To biosynthesize a stable-isotope labeled [ 13C]-cyanocobalamin and to measure its bioavailability in humans.
Salmonella enterica was precultured in Luria-Bertani medium and single-cell colonies were grown in No carbon E medium, supplemented with [ 13C]-ethanolamine as a sole-carbon source along with other precursors (dicyanocobinamide and dimethylbenzimidazole) and incubated for 48 h at 30°C and centrifuged. The pellets were resuspended in methanol/sodium cyanide and incubated overnight and extracts were purified by HPLC. The peaks corresponding to standard cyanocobalamin were collected and characterized by MALDI-MS.

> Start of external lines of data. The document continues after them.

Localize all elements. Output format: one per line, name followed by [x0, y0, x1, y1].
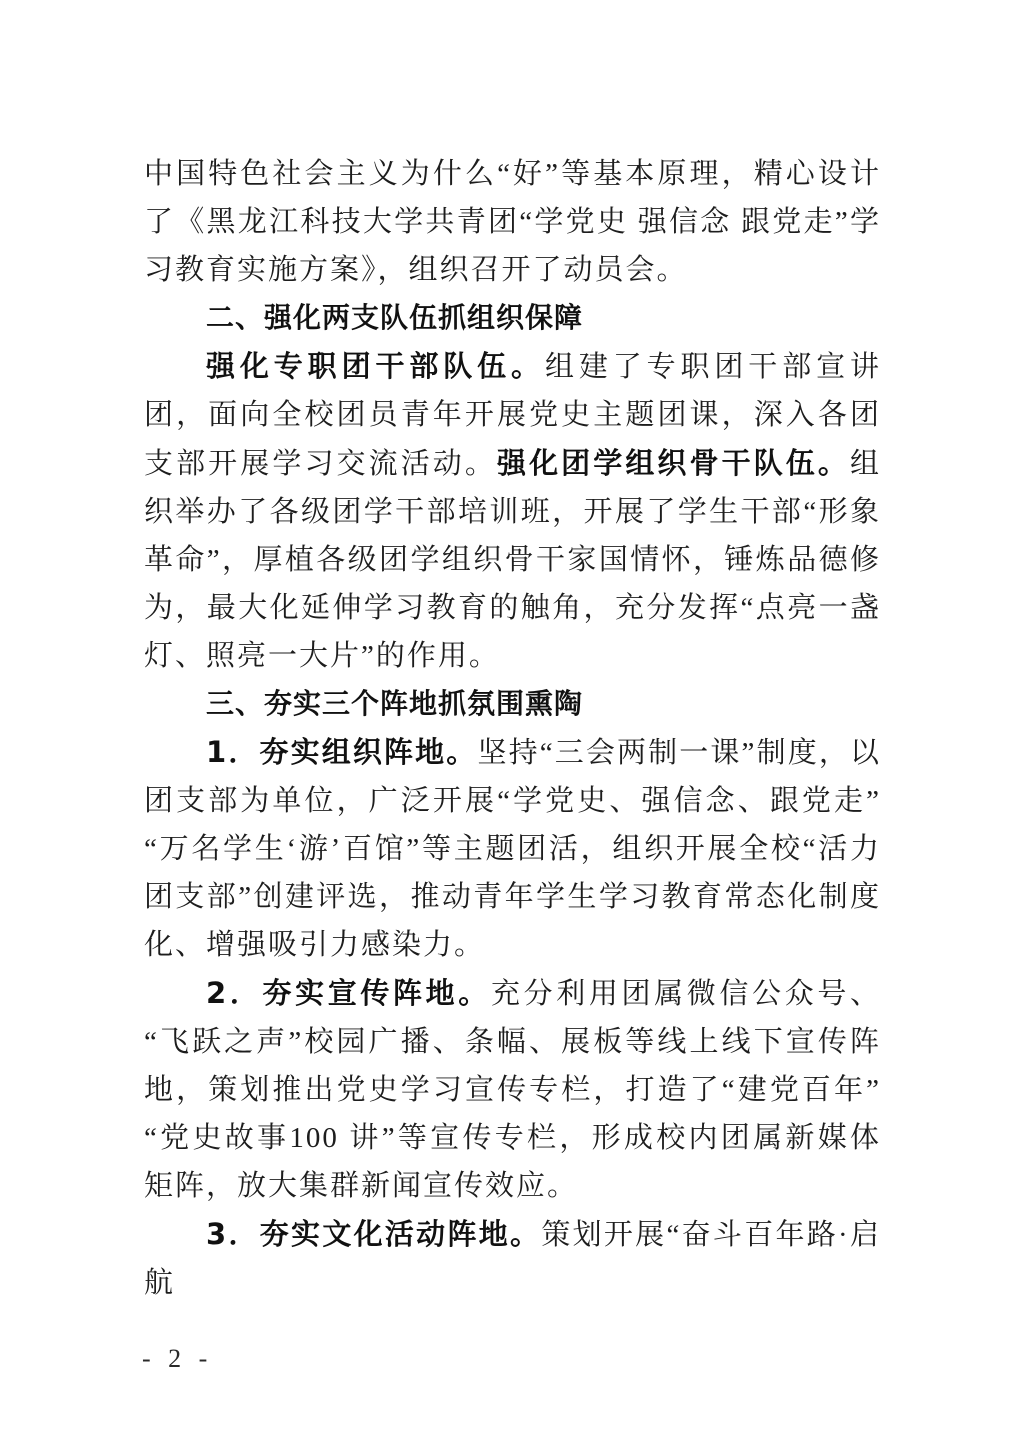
bold-lead-organization-position: 1．夯实组织阵地。 [206, 735, 477, 769]
bold-lead-culture-activity-position: 3．夯实文化活动阵地。 [206, 1217, 541, 1251]
paragraph-organization-position: 1．夯实组织阵地。坚持“三会两制一课”制度，以团支部为单位，广泛开展“学党史、强… [144, 728, 881, 969]
section-heading-three: 三、夯实三个阵地抓氛围熏陶 [144, 680, 881, 728]
body-text-publicity-position: 充分利用团属微信公众号、“飞跃之声”校园广播、条幅、展板等线上线下宣传阵地，策划… [144, 978, 881, 1202]
bold-lead-full-time-cadre-team: 强化专职团干部队伍。 [206, 349, 545, 383]
paragraph-culture-activity-position: 3．夯实文化活动阵地。策划开展“奋斗百年路·启航 [144, 1210, 881, 1307]
bold-lead-publicity-position: 2．夯实宣传阵地。 [206, 976, 491, 1010]
body-text-organization-position: 坚持“三会两制一课”制度，以团支部为单位，广泛开展“学党史、强信念、跟党走”“万… [144, 737, 881, 961]
paragraph-two-teams: 强化专职团干部队伍。组建了专职团干部宣讲团，面向全校团员青年开展党史主题团课，深… [144, 342, 881, 680]
document-body: 中国特色社会主义为什么“好”等基本原理，精心设计了《黑龙江科技大学共青团“学党史… [144, 150, 881, 1307]
section-heading-two: 二、强化两支队伍抓组织保障 [144, 294, 881, 342]
paragraph-continuation: 中国特色社会主义为什么“好”等基本原理，精心设计了《黑龙江科技大学共青团“学党史… [144, 150, 881, 294]
page-number: - 2 - [142, 1344, 210, 1374]
document-page: 中国特色社会主义为什么“好”等基本原理，精心设计了《黑龙江科技大学共青团“学党史… [0, 0, 1024, 1447]
bold-lead-student-backbone-team: 强化团学组织骨干队伍。 [497, 446, 850, 480]
paragraph-publicity-position: 2．夯实宣传阵地。充分利用团属微信公众号、“飞跃之声”校园广播、条幅、展板等线上… [144, 969, 881, 1210]
body-text-student-backbone: 组织举办了各级团学干部培训班，开展了学生干部“形象革命”，厚植各级团学组织骨干家… [144, 448, 881, 672]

After animal testing, healthy young subjects were orally administered with [ 13C]-cyanocobalamin in a protocol that included hourly blood sampling for 12 h post-dose, and daily sampling for the next 5 days, to characterize its kinetics at a higher dose than the daily requirement (∼10x, n = 4, 2 males and females) and its appearance was modeled using a two-compartment model with early and late absorption phases. The same model was applied for lower dose at daily requirement (∼2.5 μg, n = 11 males), with sampling for 12 h post-dose. In addition, the effect of co-ingested food (n = 1, male) and the effect of parenteral replenishment of existing body vitamin B 12 stores by intramuscular injection of 1 mg hydroxocobalamin, (n = 3, males) on bioavailability was also studied. The appearance of tracer in plasma was quantified by Q-Exactive-Orbitrap-MS.

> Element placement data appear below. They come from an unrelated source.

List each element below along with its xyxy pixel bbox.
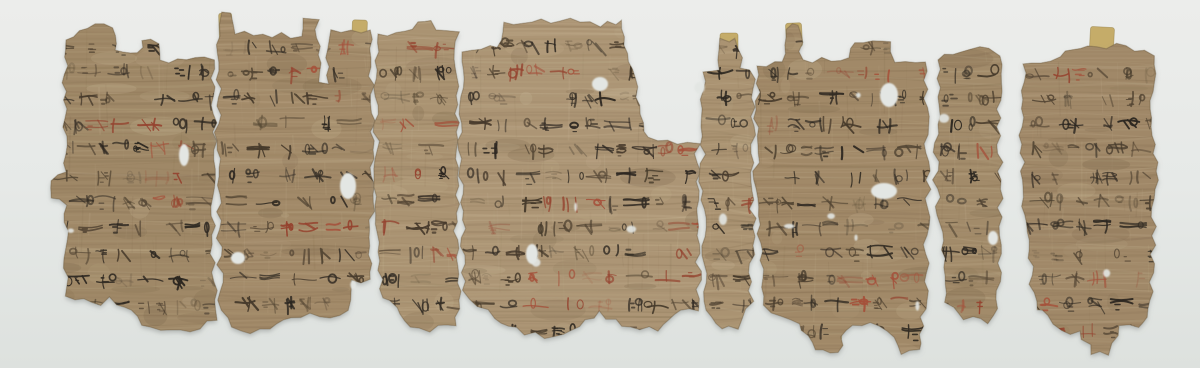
papyrus-photo-page: { "scene": { "width": 1200, "height": 36… <box>0 0 1200 368</box>
papyrus-scene-canvas <box>0 0 1200 368</box>
papyrus-photograph <box>0 0 1200 368</box>
fragment-6 <box>742 19 952 363</box>
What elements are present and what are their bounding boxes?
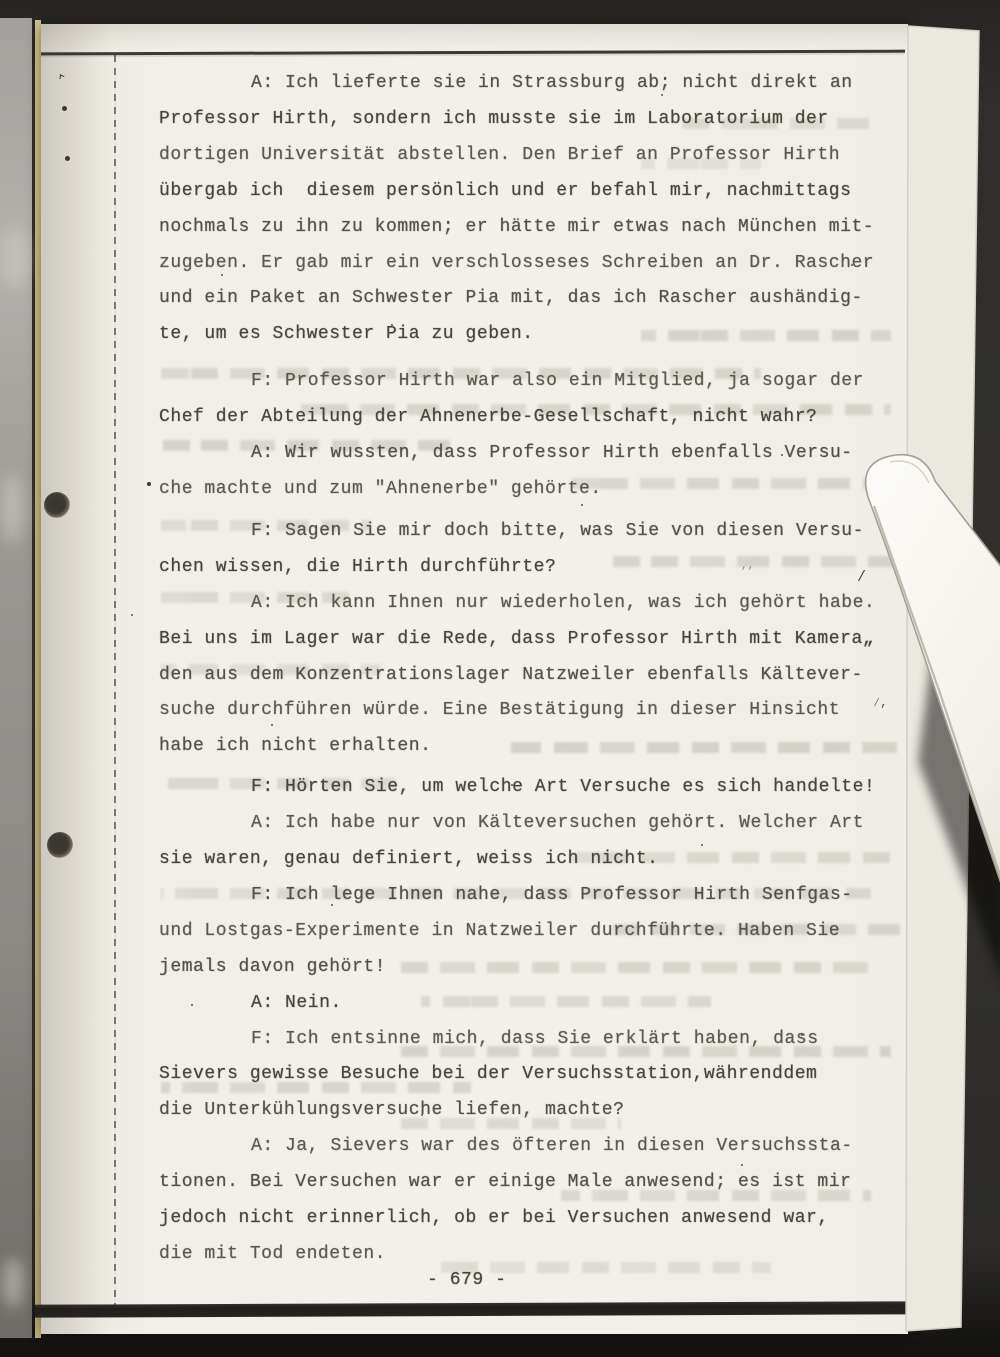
- typed-text-line: te, um es Schwester Pia zu geben.: [159, 317, 907, 353]
- next-page-edge-strip: [906, 26, 979, 1331]
- frame-rule-top: [41, 50, 905, 56]
- punch-hole: [47, 832, 73, 858]
- typed-text-line: zugeben. Er gab mir ein verschlosseses S…: [159, 246, 907, 282]
- paper-speck: [331, 904, 333, 906]
- typed-text-line: F: Ich entsinne mich, dass Sie erklärt h…: [159, 1022, 907, 1058]
- typed-text-line: Chef der Abteilung der Ahnenerbe-Gesells…: [159, 400, 907, 436]
- typed-text-line: A: Wir wussten, dass Professor Hirth ebe…: [159, 436, 907, 472]
- typed-text-line: die mit Tod endeten.: [159, 1237, 907, 1273]
- typed-text-line: A: Ich kann Ihnen nur wiederholen, was i…: [159, 586, 907, 622]
- typed-text-line: A: Nein.: [159, 986, 907, 1022]
- frame-rule-left-dashed: [114, 55, 116, 1307]
- typed-text-line: F: Professor Hirth war also ein Mitglied…: [159, 364, 907, 400]
- page-curl-shadow: [41, 24, 111, 1334]
- paper-speck: [421, 1114, 423, 1116]
- paper-speck: [391, 324, 393, 326]
- typed-text-line: sie waren, genau definiert, weiss ich ni…: [159, 842, 907, 878]
- typed-text-line: tionen. Bei Versuchen war er einige Male…: [159, 1165, 907, 1201]
- typed-text-line: F: Sagen Sie mir doch bitte, was Sie von…: [159, 514, 907, 550]
- paper-speck: [661, 94, 663, 96]
- typed-text-line: chen wissen, die Hirth durchführte?: [159, 550, 907, 586]
- scanner-background: A: Ich lieferte sie in Strassburg ab; ni…: [0, 0, 1000, 1357]
- paper-speck: [581, 504, 583, 506]
- typed-text-line: Sievers gewisse Besuche bei der Versuchs…: [159, 1057, 907, 1093]
- paper-speck: [191, 1004, 193, 1006]
- binding-highlight: [0, 473, 24, 543]
- punch-hole: [44, 492, 70, 518]
- ink-dot: [65, 156, 70, 161]
- paper-speck: [741, 1164, 743, 1166]
- typed-text-line: Bei uns im Lager war die Rede, dass Prof…: [159, 622, 907, 658]
- book-binding-edge: [0, 18, 32, 1338]
- typed-text-line: F: Ich lege Ihnen nahe, dass Professor H…: [159, 878, 907, 914]
- typed-text-line: übergab ich diesem persönlich und er bef…: [159, 174, 907, 210]
- page-top-shadow: [41, 24, 908, 50]
- binding-highlight: [2, 228, 28, 288]
- document-page: A: Ich lieferte sie in Strassburg ab; ni…: [41, 24, 908, 1334]
- stray-slash-mark: /: [857, 569, 866, 586]
- typed-text-line: A: Ich habe nur von Kälteversuchen gehör…: [159, 806, 907, 842]
- paper-speck: [801, 1034, 803, 1036]
- frame-rule-bottom: [35, 1301, 909, 1317]
- typed-text-line: A: Ja, Sievers war des öfteren in diesen…: [159, 1129, 907, 1165]
- typed-text-line: dortigen Universität abstellen. Den Brie…: [159, 138, 907, 174]
- paper-speck: [271, 724, 273, 726]
- paper-speck: [221, 274, 223, 276]
- ink-dot: [147, 482, 151, 486]
- ink-dot: [62, 106, 67, 111]
- typed-text-line: und ein Paket an Schwester Pia mit, das …: [159, 281, 907, 317]
- typed-text-line: nochmals zu ihn zu kommen; er hätte mir …: [159, 210, 907, 246]
- typed-text-line: F: Hörten Sie, um welche Art Versuche es…: [159, 770, 907, 806]
- typed-text-line: den aus dem Konzentrationslager Natzweil…: [159, 658, 907, 694]
- typewritten-text-block: A: Ich lieferte sie in Strassburg ab; ni…: [159, 66, 907, 1299]
- typed-text-line: und Lostgas-Experimente in Natzweiler du…: [159, 914, 907, 950]
- paper-speck: [131, 614, 133, 616]
- typed-text-line: die Unterkühlungsversuche liefen, machte…: [159, 1093, 907, 1129]
- typed-text-line: jedoch nicht erinnerlich, ob er bei Vers…: [159, 1201, 907, 1237]
- typed-text-line: A: Ich lieferte sie in Strassburg ab; ni…: [159, 66, 907, 102]
- paper-speck: [781, 454, 783, 456]
- typed-text-line: che machte und zum "Ahnenerbe" gehörte.: [159, 472, 907, 508]
- paper-speck: [561, 184, 563, 186]
- paper-speck: [851, 264, 853, 266]
- stray-slash-mark: ⁄,: [873, 696, 887, 710]
- typed-text-line: Professor Hirth, sondern ich musste sie …: [159, 102, 907, 138]
- typed-text-line: habe ich nicht erhalten.: [159, 729, 907, 765]
- bone-folder-shadow: [918, 620, 1000, 990]
- binding-highlight: [2, 1258, 24, 1308]
- stray-comma-marks: ,,: [741, 560, 754, 572]
- typed-text-line: jemals davon gehört!: [159, 950, 907, 986]
- paper-speck: [511, 784, 513, 786]
- paper-speck: [701, 844, 703, 846]
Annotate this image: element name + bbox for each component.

Biosynthesized [ 13C]-cyanocobalamin was labeled with up to 7– 13[C] atoms and at a daily requirement dose (∼2.5 μg), its mean bioavailability was 50.4 ± 8.2%, but this was also dependent on the existing body store of vitamin B 12. Two-weeks after replenishing the body stores, bioavailability increased by 1.5-fold (from 45.6 ± 0.02% to 67.8 ± 0.06%). At a higher dose (∼20 μg), its bioavailability was 6.0 ± 1.2% but the absolute amount absorbed was similar to that with the low dose.